La voce di chi voce non ha

L’arte, in tutte le sue diverse forme, dalla parola alla figurazione, non è solo bellezza, è anche uno strumento di denuncia: una voce per chi voce non ce l’ha.

Da sempre, da quando Eva morse la mela, la figura della donna è oppressa, marchiata, distrutta da violenze che scavalcano il solo abuso fisico. Dietro lo sguardo di infinite donne, in ogni epoca, passata e futura, nelle grandi metropoli e nei piccoli borghi, si cela una storia di dolore e violenza. Il terrore, l’impotenza di coloro che ogni mattina nascondono i lividi dietro al trucco e mascherano con un sorriso il vuoto che le pervade, trovano testimonianza nell’arte di tutti i tempi, che rende ciascuno di noi muto testimone di orrori e dolori inconfessabili.

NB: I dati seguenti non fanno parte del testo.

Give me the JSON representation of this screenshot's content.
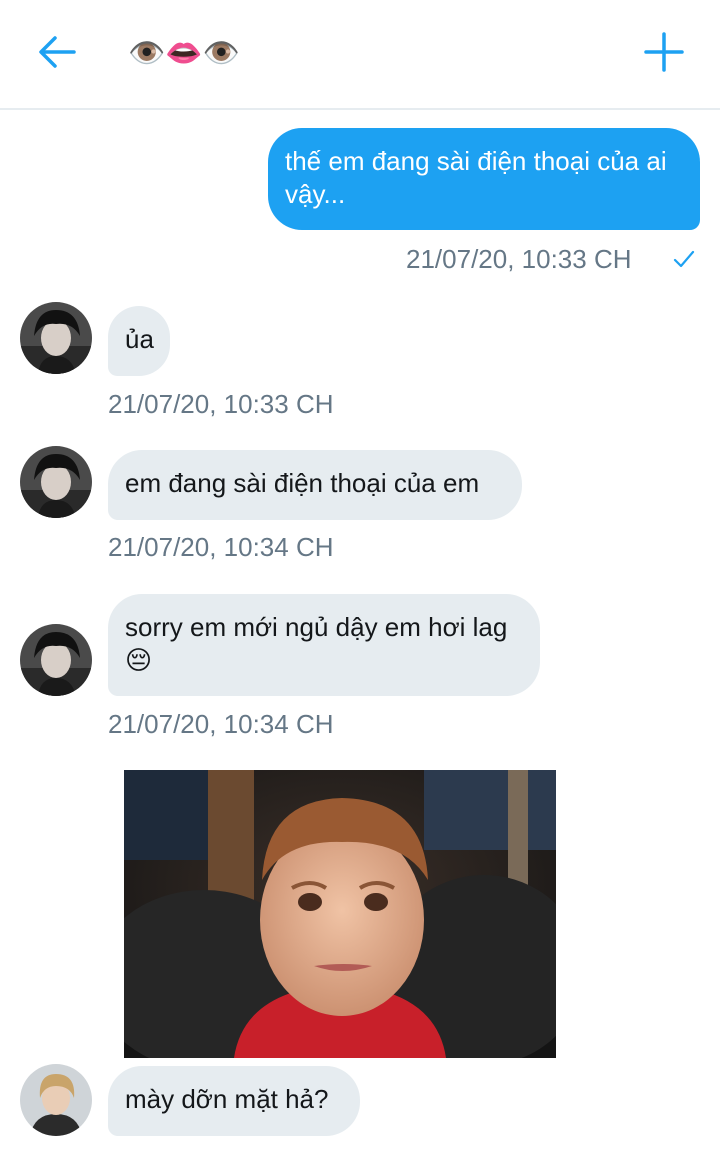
{
  "header": {
    "title": "👁️👄👁️",
    "back_icon": "arrow-left-icon",
    "new_icon": "plus-icon",
    "accent": "#1da1f2"
  },
  "messages": [
    {
      "direction": "out",
      "text": "thế em đang sài điện thoại của ai vậy...",
      "timestamp": "21/07/20, 10:33 CH",
      "status_icon": "checkmark-icon"
    },
    {
      "direction": "in",
      "text": "ủa",
      "timestamp": "21/07/20, 10:33 CH"
    },
    {
      "direction": "in",
      "text": "em đang sài điện thoại của em",
      "timestamp": "21/07/20, 10:34 CH"
    },
    {
      "direction": "in",
      "text": "sorry em mới ngủ dậy em hơi lag 😔",
      "timestamp": "21/07/20, 10:34 CH"
    },
    {
      "direction": "out",
      "type": "image",
      "alt": ""
    },
    {
      "direction": "in",
      "text": "mày dỡn mặt hả?"
    }
  ],
  "colors": {
    "outgoing_bubble": "#1da1f2",
    "incoming_bubble": "#e6ecf0",
    "timestamp": "#657786"
  }
}
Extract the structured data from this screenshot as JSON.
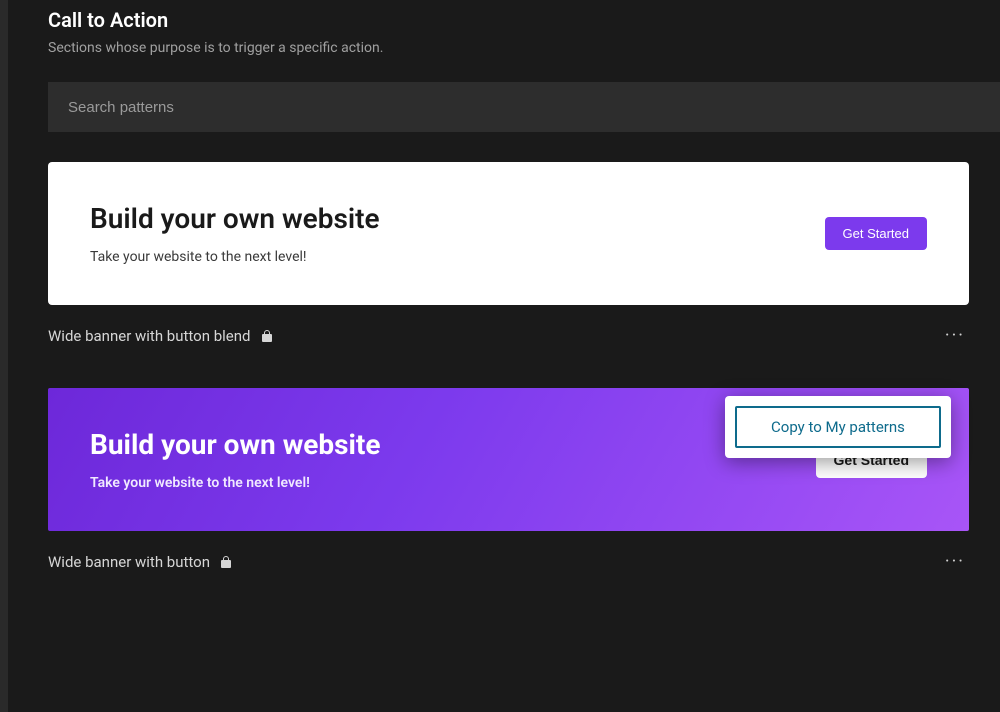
{
  "header": {
    "title": "Call to Action",
    "subtitle": "Sections whose purpose is to trigger a specific action."
  },
  "search": {
    "placeholder": "Search patterns"
  },
  "patterns": [
    {
      "title": "Build your own website",
      "subtext": "Take your website to the next level!",
      "cta": "Get Started",
      "label": "Wide banner with button blend"
    },
    {
      "title": "Build your own website",
      "subtext": "Take your website to the next level!",
      "cta": "Get Started",
      "label": "Wide banner with button"
    }
  ],
  "contextMenu": {
    "copy": "Copy to My patterns"
  }
}
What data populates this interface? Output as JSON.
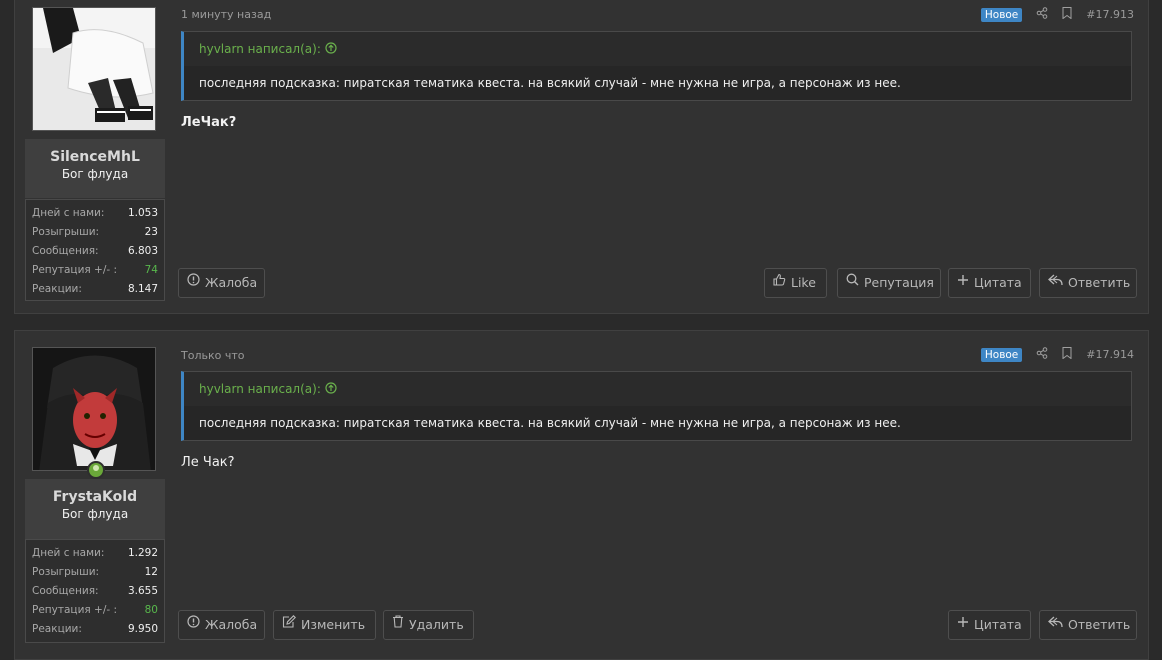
{
  "posts": [
    {
      "time": "1 минуту назад",
      "badge": "Новое",
      "number": "#17.913",
      "quote_author": "hyvlarn написал(а):",
      "quote_text": "последняя подсказка: пиратская тематика квеста. на всякий случай - мне нужна не игра, а персонаж из нее.",
      "message": "ЛеЧак?",
      "user": {
        "name": "SilenceMhL",
        "title": "Бог флуда",
        "stats": [
          {
            "label": "Дней с нами:",
            "value": "1.053"
          },
          {
            "label": "Розыгрыши:",
            "value": "23"
          },
          {
            "label": "Сообщения:",
            "value": "6.803"
          },
          {
            "label": "Репутация +/- :",
            "value": "74"
          },
          {
            "label": "Реакции:",
            "value": "8.147"
          }
        ]
      },
      "buttons": {
        "report": "Жалоба",
        "like": "Like",
        "reputation": "Репутация",
        "quote": "Цитата",
        "reply": "Ответить"
      }
    },
    {
      "time": "Только что",
      "badge": "Новое",
      "number": "#17.914",
      "quote_author": "hyvlarn написал(а):",
      "quote_text": "последняя подсказка: пиратская тематика квеста. на всякий случай - мне нужна не игра, а персонаж из нее.",
      "message": "Ле Чак?",
      "user": {
        "name": "FrystaKold",
        "title": "Бог флуда",
        "stats": [
          {
            "label": "Дней с нами:",
            "value": "1.292"
          },
          {
            "label": "Розыгрыши:",
            "value": "12"
          },
          {
            "label": "Сообщения:",
            "value": "3.655"
          },
          {
            "label": "Репутация +/- :",
            "value": "80"
          },
          {
            "label": "Реакции:",
            "value": "9.950"
          }
        ]
      },
      "buttons": {
        "report": "Жалоба",
        "edit": "Изменить",
        "delete": "Удалить",
        "quote": "Цитата",
        "reply": "Ответить"
      }
    }
  ],
  "colors": {
    "background": "#2a2a2a",
    "post_bg": "#323232",
    "badge_blue": "#3e86c5",
    "quote_author": "#6ab04c",
    "reputation_green": "#58b84c"
  },
  "icons": {
    "share": "share-icon",
    "bookmark": "bookmark-icon",
    "report": "alert-circle-icon",
    "like": "thumbs-up-icon",
    "reputation": "search-icon",
    "quote": "plus-icon",
    "reply": "reply-icon",
    "edit": "edit-icon",
    "delete": "trash-icon",
    "quote_jump": "arrow-up-circle-icon"
  }
}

L’amore subìto, il silenzio femminile, la sopportazione, affondano le radici già nei racconti mitologici greci. Nel 1622 trova raffigurazione scultorea per mano di Bernini il rapimento di Proserpina, uno stupro. Alla forza plastica della presa di Plutone si contrappone il disperato tentativo di resistenza della giovane: la sua bocca aperta in un grido e gli occhi rivoltati donano all’opera una dolorosa intensità.

Due secoli dopo il pittore impressionista Degas, tornando su tale tema, testimonierà, invece, in Le Viol (il quadro dell’immagine) il rassegnato tormento che segue ad un abuso, forse non sessuale, ma sicuramente psicologico.  Nuda nella sottoveste sgualcita, curva su una sedia, la vittima è fragile e impotente, disorientata, probabilmente  incapace di realizzare ciò che è appena accaduto. Il terrore pervade l’opera; è tangibile allo sguardo. Gli agghiaccianti dettagli sparsi nel luogo dello stupro, come le forbici aperte, aumentano il senso di inquietudine e partecipazione emotiva dell’osservatore. Alle spalle della giovane, trionfante nel silenzio soffocante della stanza, l’aggressore la guarda impassibile e fiero, con freddo distacco.

Ritroveremo tali tematiche, seppur declinate in maniera leggermente differente, nell’omonimo quadro, Le Viol, appunto, di René Magritte. Nel ritratto l’artista non rappresenta direttamente uno stupro, ma la figura femminile osservata da un punto di vista maschile; il volto della donna viene così trasformato in un corpo, privato di individualità, esclusivo oggetto di desiderio sessuale. Gli occhi diventano seni, il naso è un ombelico e la bocca i genitali. Emblema ciò dell’oggettivizzazione della donna nella società patriarcale.

Questi sono solo pochi esempi delle innumerevoli opere che nell’arte di tutti i tempi hanno dato e continuano a dare riscatto a violenze e ingiustizie, subite da tantissime donne ogni giorno in tutto il mondo, molto spesso nascoste, tenute segrete: ferite dell’animo silenziosi ma letali. La voce strozzata di ciascuna vittima diventa, attraverso la tavolozza degli artisti, un potente grido di denuncia, una richiesta di aiuto, un modo per far sentire ogni donna meno sola, compresa.